My need to jump around from material to material is a direct result of my ADHD and dopamine seeking, but it was almost what stopped me from being allowed to finish my thesis in grad school. Artists are often expected to develop a signature style or process they can be recognized by, but I never wanted to be limited. I can’t separate how or what I make from how my brain works now that I understand myself better.
Each brick I put down informs the next. There is always a rhythm that dictates where the colors get put in my work, but it’s internal.
What’s your typical process for your Lego artworks? Do you use other materials at first to plot them out? Or do you start directly from the Legos themselves? How long does one piece typically take?
My process has changed since the early color constructions I made in 2021. Those were made as irregular shapes starting with small bases in a specific palette that were then paired with a colored paper background and framed. I usually start by selecting a color way for each piece— originally I just used Lego colors, but now I frequently paint them.
The first pieces were originally shown in a well-known coffee shop with an art program, attached to Emily Carr University (an art school here in Vancouver). Michael, the curator of the coffee shop (yeah, it had a curator), messaged me on Instagram and asked if I’d be interested in doing a show. We both thought the Lego work had some appeal and wanted to just have a fun show. I called it “Mama Do You Want to Build with Me?” and I think I made 24 pieces.
After that show, I started getting commission requests and had a few pieces go to galleries in the states, and one in a show with Studio Archive Project curated by Leslie Roberts. I started painting them for a solo show here in Vancouver at THIS Gallery in 2022. My latest group is a mix of heavily painted irregular constructions attached to wooden panels, as well as small sculptures and larger framed panels. Recently they went viral on Instagram, which has brought me a lot of attention.
Each piece varies in how long it takes me and I often do time lapse videos of the builds, as I find people like watching them. I never plan or plot them out, the same as all my work— it’s all instinctual responses in the moment. Each brick I put down informs the next. There is always a rhythm that dictates where the colors get put in my work, but it’s internal.
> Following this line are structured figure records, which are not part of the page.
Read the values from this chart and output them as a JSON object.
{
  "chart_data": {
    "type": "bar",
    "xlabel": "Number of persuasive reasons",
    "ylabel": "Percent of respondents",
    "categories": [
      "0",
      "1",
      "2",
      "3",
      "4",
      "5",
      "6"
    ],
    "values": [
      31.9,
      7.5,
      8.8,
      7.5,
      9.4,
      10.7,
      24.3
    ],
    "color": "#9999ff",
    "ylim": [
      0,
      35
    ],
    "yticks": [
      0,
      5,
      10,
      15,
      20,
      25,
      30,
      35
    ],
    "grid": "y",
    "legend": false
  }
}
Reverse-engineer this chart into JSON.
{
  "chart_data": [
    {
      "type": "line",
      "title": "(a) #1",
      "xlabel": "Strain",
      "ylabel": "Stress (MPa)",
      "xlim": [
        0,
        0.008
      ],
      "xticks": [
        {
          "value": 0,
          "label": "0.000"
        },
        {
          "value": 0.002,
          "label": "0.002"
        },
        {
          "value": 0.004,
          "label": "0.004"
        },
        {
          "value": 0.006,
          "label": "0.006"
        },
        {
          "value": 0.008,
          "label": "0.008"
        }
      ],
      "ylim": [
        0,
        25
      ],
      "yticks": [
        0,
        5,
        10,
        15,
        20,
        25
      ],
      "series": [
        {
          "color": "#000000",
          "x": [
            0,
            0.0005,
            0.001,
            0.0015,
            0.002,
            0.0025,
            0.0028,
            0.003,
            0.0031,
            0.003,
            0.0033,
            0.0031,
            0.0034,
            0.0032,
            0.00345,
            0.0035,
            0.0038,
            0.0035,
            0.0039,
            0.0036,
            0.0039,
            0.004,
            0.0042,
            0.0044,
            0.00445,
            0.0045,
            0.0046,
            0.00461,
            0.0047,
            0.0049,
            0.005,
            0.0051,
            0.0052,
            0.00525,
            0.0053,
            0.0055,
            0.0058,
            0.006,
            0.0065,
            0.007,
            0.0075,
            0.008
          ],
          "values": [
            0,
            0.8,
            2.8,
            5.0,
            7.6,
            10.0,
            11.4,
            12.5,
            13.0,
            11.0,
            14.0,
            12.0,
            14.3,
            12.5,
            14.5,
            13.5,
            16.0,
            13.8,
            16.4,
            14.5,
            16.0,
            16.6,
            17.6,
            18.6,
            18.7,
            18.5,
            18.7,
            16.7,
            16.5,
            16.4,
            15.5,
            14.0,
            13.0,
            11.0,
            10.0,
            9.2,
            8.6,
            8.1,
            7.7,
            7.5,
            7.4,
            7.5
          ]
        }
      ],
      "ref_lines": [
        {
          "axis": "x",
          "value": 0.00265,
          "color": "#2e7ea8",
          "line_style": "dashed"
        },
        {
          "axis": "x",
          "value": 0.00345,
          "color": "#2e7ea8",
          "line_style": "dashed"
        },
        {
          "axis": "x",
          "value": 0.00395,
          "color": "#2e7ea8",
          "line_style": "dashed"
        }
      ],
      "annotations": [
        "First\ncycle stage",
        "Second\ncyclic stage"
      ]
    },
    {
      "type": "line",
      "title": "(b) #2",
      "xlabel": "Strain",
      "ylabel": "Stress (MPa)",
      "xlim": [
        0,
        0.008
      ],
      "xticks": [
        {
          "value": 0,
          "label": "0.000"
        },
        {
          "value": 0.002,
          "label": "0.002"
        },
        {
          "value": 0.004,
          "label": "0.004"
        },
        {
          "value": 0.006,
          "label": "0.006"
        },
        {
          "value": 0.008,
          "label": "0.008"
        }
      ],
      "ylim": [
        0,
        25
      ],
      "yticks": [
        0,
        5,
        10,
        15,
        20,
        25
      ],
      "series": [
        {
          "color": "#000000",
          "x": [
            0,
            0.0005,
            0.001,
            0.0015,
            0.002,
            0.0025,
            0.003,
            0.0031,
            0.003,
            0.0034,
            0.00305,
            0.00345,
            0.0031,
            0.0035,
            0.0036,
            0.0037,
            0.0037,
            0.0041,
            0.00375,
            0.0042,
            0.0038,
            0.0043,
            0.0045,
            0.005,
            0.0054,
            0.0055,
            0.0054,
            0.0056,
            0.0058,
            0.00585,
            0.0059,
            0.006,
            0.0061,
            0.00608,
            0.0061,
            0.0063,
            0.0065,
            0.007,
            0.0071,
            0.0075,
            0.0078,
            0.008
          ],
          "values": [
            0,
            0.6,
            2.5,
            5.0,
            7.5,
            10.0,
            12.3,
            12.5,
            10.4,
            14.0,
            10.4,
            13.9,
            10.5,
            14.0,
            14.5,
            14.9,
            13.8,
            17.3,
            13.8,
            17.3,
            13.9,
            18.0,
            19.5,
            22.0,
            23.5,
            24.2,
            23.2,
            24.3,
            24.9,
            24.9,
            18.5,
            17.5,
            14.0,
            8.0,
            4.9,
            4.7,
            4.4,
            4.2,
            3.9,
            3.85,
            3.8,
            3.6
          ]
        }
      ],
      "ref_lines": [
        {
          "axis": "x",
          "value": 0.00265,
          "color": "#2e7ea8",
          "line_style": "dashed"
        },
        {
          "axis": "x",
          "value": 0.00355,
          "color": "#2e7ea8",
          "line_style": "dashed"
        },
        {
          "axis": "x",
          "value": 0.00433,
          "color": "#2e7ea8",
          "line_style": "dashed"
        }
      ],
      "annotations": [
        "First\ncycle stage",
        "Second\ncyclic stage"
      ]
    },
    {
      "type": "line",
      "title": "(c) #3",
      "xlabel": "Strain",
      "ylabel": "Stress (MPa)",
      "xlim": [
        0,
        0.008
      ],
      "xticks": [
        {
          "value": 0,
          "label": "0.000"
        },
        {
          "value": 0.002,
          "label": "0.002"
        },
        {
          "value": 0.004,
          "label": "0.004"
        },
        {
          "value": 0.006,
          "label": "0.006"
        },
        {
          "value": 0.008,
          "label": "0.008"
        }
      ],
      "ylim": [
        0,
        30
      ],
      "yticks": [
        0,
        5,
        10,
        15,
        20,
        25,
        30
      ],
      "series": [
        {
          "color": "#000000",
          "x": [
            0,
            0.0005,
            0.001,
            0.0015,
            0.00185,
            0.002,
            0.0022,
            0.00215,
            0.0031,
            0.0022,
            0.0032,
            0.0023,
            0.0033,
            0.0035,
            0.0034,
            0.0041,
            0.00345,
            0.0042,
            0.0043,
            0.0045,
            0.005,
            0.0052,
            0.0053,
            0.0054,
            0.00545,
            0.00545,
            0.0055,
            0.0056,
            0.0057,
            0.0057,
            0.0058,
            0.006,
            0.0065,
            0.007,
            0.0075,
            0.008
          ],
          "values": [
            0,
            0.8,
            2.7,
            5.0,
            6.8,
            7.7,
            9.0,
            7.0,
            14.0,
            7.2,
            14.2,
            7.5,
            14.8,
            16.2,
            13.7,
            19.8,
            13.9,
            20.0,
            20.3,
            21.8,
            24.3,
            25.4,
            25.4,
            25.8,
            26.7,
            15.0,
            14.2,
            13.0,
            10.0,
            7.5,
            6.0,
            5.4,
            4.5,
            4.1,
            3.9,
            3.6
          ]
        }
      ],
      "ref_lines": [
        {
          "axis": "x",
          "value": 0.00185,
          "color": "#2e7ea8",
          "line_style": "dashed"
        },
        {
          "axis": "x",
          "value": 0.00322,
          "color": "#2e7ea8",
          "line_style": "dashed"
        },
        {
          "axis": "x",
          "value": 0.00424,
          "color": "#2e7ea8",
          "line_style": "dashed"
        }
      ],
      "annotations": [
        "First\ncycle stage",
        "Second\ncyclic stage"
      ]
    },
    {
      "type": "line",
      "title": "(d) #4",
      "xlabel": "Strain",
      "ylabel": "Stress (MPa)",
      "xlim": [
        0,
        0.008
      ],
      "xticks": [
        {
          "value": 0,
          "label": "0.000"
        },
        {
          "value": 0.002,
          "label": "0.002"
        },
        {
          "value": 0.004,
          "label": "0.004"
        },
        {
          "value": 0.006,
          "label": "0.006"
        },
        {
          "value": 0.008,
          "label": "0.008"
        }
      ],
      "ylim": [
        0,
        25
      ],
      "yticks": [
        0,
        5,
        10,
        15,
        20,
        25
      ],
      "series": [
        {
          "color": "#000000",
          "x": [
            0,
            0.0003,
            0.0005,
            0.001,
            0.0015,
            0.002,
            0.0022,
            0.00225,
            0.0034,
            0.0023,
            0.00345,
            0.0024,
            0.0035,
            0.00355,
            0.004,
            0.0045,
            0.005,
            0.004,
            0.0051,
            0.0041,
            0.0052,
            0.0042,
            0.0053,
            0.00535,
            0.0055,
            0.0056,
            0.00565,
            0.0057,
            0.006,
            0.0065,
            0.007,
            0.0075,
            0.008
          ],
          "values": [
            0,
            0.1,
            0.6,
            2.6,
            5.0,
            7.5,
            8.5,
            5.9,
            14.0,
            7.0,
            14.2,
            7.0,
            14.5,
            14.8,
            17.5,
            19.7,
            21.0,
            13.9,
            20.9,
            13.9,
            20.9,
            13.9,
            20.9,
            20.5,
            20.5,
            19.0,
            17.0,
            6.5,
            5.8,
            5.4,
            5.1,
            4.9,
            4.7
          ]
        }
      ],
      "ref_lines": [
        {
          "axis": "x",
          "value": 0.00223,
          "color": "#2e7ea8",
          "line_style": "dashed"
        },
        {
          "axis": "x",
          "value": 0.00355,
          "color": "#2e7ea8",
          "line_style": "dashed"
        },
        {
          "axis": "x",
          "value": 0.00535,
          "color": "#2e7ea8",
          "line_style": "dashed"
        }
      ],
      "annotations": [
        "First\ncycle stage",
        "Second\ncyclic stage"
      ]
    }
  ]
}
What’s your studio space set up like? I’m imagining mass amounts of bins and boxes filled with Lego pieces sorted by color!
I work at home, which is great for the Lego work because it’s enabled my kids to stay a large part of the process. I often buy large bulk collections of old Lego that I then spend weeks sorting, like 75 pounds of Lego at once. I have color-coded drawer bins along with bags of extra bricks sorted; so when my yellow bin gets low, I can pull from the reserve bags in storage.
I buy a fair amount of used bricks on Bricklink, a second-hand Lego marketplace. There are a lot of colors that Lego has retired—like my favorite Sand Red—and Bricklink is one of the only places to get them. I also frequent Lego stores and “Pick-a-Brick” walls.
There is Lego in every room of our house. My son has an uncanny ability to know where each piece came from and who it belongs to, so we keep them straight.
Has Lego the brand ever acknowledged your work in any way? Do you have any aspirations of doing a collaboration with them?
I heard from someone at Lego last week actually, with promises of further communication and possible collaboration so I’m hopeful. I’d love to design an abstract set for them.